Failure to submit required environmental reports can be financially consequential, not to mention the potential public relations challenges associated with an environmental violation.  These violations can occur at small/medium-sized companies with no or limited environmental staff and large companies with more robust support.

Historically, the United States Environmental Protection Agency (USEPA) “enforced” environmental compliance with fines and penalties.  Six- and seven-figure fines were not uncommon.

But the trend for enforcement over the past several years has changed dramatically.   

Long-Term Downward Trend in Environmental Inspections

Observed federal trends relating to environmental enforcement date back several years. According to data from the USEPA, there has been a steady decline in Federal inspections (conducted by EPA) since 2012. For example, in 2012, there were 20,077 inspections, and in 2018, that number was nearly cut in half to 10,612 inspections.

Long-term trend continues to show a decline in enforcement case initiations and conclusions (Source and Credit USEPA).

Likewise, civil enforcement has shown a steady decline dating back to 2008.  In fiscal year (FY) 2008 total “civil enforcement initiatives and conclusions” were around 3,700. In FY 2018, this number was cut in half to 1,800.

Self-Disclosure Increases

Voluntary disclosures, on the other hand, have increased markedly.  In FY 2015, there were 289 (at 666 facilities) voluntary disclosures.  In 2018, that number had risen to 532 (at 1,561 facilities).  The EPA states, “In the nearly three years since launching eDisclosure, EPA has seen about a 74% increase in the number of annual self‐disclosures as compared to the two years prior to its launch.”

See our October Environmental Compliance Tip for more information on self disclosure. Also, see The EPA’s Policy Statement on Civil Enforcement and Compliance.


Stakeholder Pressure

For many companies, the driver for compliance, sustainability, and corporate stewardship is not regulatory but rather part of their mission statement and part of their corporate messaging.  Some mutual funds only invest in companies with a strong commitment to sustainability (e.g., Brown Advisory Sustainable Growth Fund).  Will social pressure, monetary pressure, or stakeholder pressure drive environmental compliance for companies in the future?  Further, will we continue to see a move away from federal “command-and-control” in favor of states and market pressures?

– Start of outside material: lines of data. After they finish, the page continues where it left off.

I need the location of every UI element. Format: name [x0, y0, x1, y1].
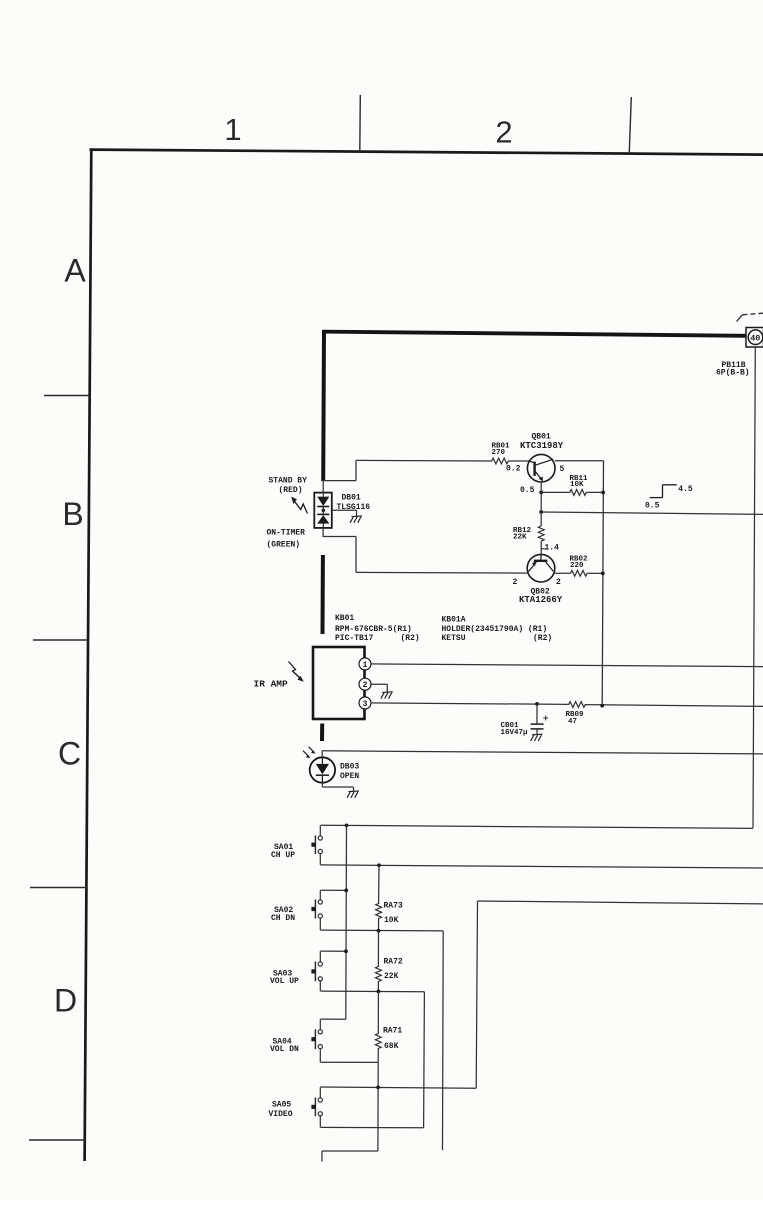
svg-text:ON-TIMER: ON-TIMER [267, 529, 306, 538]
node SA01 bottom junction [377, 863, 381, 867]
svg-text:RA71: RA71 [383, 1026, 402, 1035]
svg-text:(R2): (R2) [401, 634, 420, 643]
svg-text:OPEN: OPEN [340, 772, 359, 781]
svg-text:47: 47 [568, 718, 577, 726]
switch SA02 [311, 890, 322, 930]
node SA02 top junction [344, 889, 348, 893]
node SA03 top junction [344, 949, 348, 953]
svg-text:CH UP: CH UP [271, 851, 295, 860]
svg-text:220: 220 [570, 562, 584, 570]
capacitor CB01 [536, 704, 538, 724]
wire SA06 top partial [322, 1150, 378, 1152]
transistor QB02 [527, 554, 555, 582]
wire chain seg6 [377, 1048, 379, 1062]
node SA05 top junction [376, 1086, 380, 1090]
svg-text:KETSU: KETSU [442, 634, 466, 643]
svg-text:KB01: KB01 [335, 614, 354, 623]
svg-text:2: 2 [363, 681, 368, 690]
wire chain seg2 [378, 918, 380, 931]
svg-text:270: 270 [492, 449, 506, 457]
svg-text:4.5: 4.5 [678, 485, 693, 494]
svg-text:DB03: DB03 [340, 763, 359, 772]
node SA03 bottom junction [377, 990, 381, 994]
svg-text:0.5: 0.5 [645, 501, 660, 510]
connector pin 40 circle [748, 330, 763, 345]
svg-text:B: B [62, 496, 83, 532]
waveform annotation step [650, 497, 663, 499]
board boundary dashed vertical segment 3 [320, 724, 324, 742]
column tick right of 2 [629, 97, 631, 154]
svg-text:0.5: 0.5 [520, 486, 535, 495]
svg-text:STAND BY: STAND BY [269, 477, 308, 486]
board boundary dashed vertical segment 2 [321, 555, 325, 634]
svg-text:6P(B-B): 6P(B-B) [716, 369, 750, 378]
ground pin2 [381, 692, 393, 699]
svg-text:RPM-676CBR-5(R1): RPM-676CBR-5(R1) [335, 625, 412, 634]
svg-text:1: 1 [224, 112, 241, 147]
svg-text:22K: 22K [384, 972, 399, 981]
wire SA04 bottom [321, 1061, 379, 1063]
resistor RB11 [570, 490, 587, 496]
wire chain seg7 [377, 1062, 379, 1087]
column tick between 1 and 2 [359, 95, 362, 152]
wire chain seg1 [378, 865, 380, 904]
wire SA02 bottom drop [442, 931, 445, 1150]
svg-text:(GREEN): (GREEN) [267, 541, 301, 550]
svg-text:C: C [58, 736, 81, 772]
svg-text:0.2: 0.2 [506, 465, 521, 474]
resistor RB12 [538, 526, 544, 541]
svg-text:68K: 68K [384, 1042, 399, 1051]
wire SA01 bottom to right edge [321, 865, 763, 868]
IR AMP pin 3 circle [359, 697, 371, 709]
wire pin3 right part [585, 705, 763, 707]
IR AMP box KB01 [313, 647, 365, 719]
svg-text:1: 1 [363, 661, 368, 670]
switch SA03 [311, 951, 322, 991]
wire connector pin40 vertical [753, 347, 755, 828]
wire SA01 top [321, 825, 754, 828]
svg-text:PIC-TB17: PIC-TB17 [335, 634, 374, 643]
wire SA05 top [321, 1087, 477, 1088]
tick 1.4 [541, 548, 546, 550]
node SA01 top junction [345, 824, 349, 828]
dual LED DB01 [314, 493, 332, 528]
wire switch column vertical [345, 825, 348, 1019]
wire pin3 left part [371, 703, 569, 705]
svg-text:(RED): (RED) [279, 486, 303, 495]
svg-text:2: 2 [556, 578, 561, 587]
resistor RB02 [571, 570, 588, 576]
wire DB03 bottom to ground [321, 783, 323, 787]
wire SA02 top [321, 889, 347, 891]
svg-text:40: 40 [750, 333, 760, 343]
switch SA05 [311, 1087, 322, 1127]
IR AMP light arrow [289, 662, 302, 680]
svg-text:DB01: DB01 [342, 493, 361, 502]
wire SA04 top [321, 1018, 346, 1020]
svg-text:RA72: RA72 [384, 958, 403, 967]
transistor QB01 [527, 454, 555, 482]
svg-text:VOL UP: VOL UP [270, 977, 299, 986]
wire SA06 stub [321, 1151, 323, 1162]
wire DB01 anode top path [322, 481, 324, 493]
svg-text:2: 2 [495, 115, 512, 150]
wire QB02 emitter left [356, 571, 527, 574]
wire pin1 to right edge [371, 664, 763, 667]
ground CB01 [531, 734, 543, 741]
resistor RB01 [492, 458, 509, 464]
node QB01 emitter junction [539, 491, 543, 495]
svg-text:HOLDER(23451790A) (R1): HOLDER(23451790A) (R1) [442, 625, 548, 634]
ground DB01 middle tap [350, 516, 362, 523]
svg-text:SA05: SA05 [272, 1101, 291, 1110]
page border left [85, 149, 92, 1162]
svg-text:VOL DN: VOL DN [270, 1045, 299, 1054]
resistor RA73 [376, 904, 382, 919]
resistor RA72 [376, 967, 382, 982]
wire chain seg3 [377, 931, 379, 967]
svg-text:RA73: RA73 [384, 901, 403, 910]
svg-text:IR AMP: IR AMP [254, 679, 289, 690]
svg-text:KB01A: KB01A [442, 616, 466, 625]
ground DB03 [347, 791, 359, 798]
connector bracket dashed [737, 315, 743, 322]
svg-text:10K: 10K [570, 481, 584, 489]
wire bus from SA05 to right edge [478, 901, 763, 904]
row tick D-E [29, 1139, 85, 1141]
svg-text:VIDEO: VIDEO [269, 1110, 293, 1119]
wire SA02 bottom [321, 929, 444, 932]
svg-text:KTC3198Y: KTC3198Y [520, 441, 564, 451]
svg-text:3: 3 [363, 700, 368, 709]
node RB11 rail junction [601, 491, 605, 495]
wire RB11 to rail [586, 491, 603, 493]
wire DB01 cathode bottom path [322, 528, 324, 537]
wire SA05 bottom [321, 1126, 424, 1128]
IR AMP pin 1 circle [359, 658, 371, 670]
wire SA05 riser to bus [476, 901, 477, 1088]
resistor RA71 [375, 1034, 381, 1049]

Voluntary disclosure show dramatic increase (Source and Credit USEPA).

Environmental Regulators Can and Will Enforce

With the above said, regulators have not abandoned the notion of environmental enforcement.  Case in point was the recent settlement with Rust-Oleum in Maryland. According to one report, “Inspectors from the EPA (Environmental Protection Agency) and the MDE (Maryland Department of the Environment) identified numerous monitoring, record-keeping and hazardous-waste storage violations during an inspection.”  Though it appears there was no release, the result was a $168,000 fine.

Making Environmental Compliance a Priority

If the “aim” is environmental compliance, then the increase in self disclosure is certainly good news.  If I were to venture a guess at the demographics (and this is only a guess), I would bet that those taking advantage the of self-disclosure policy are more seasoned, savvy environmental professionals who understand the benefits of this program…and may have a few battle scars from previous enforcement efforts.

We encourage our clients to make periodic environmental compliance assessments a priority for several reasons:  state and federal regulations change, threshold reporting requirements change, production and chemical use changes, etc.  In other words, environmental compliance is a moving target.

A Word of Caution

While federal enforcement is certainly trending downward, we caution against complacency, and we also suggest you pay particular attention to state inspection/enforcement trends.

Over the years, we have helped our clients assess, and in many cases discover, potentially-significant, missed reporting/planning issues.  In a majority of these instances, our client was able to self disclose (with legal counsel) and avoid what could have been six- or seven-figure fines.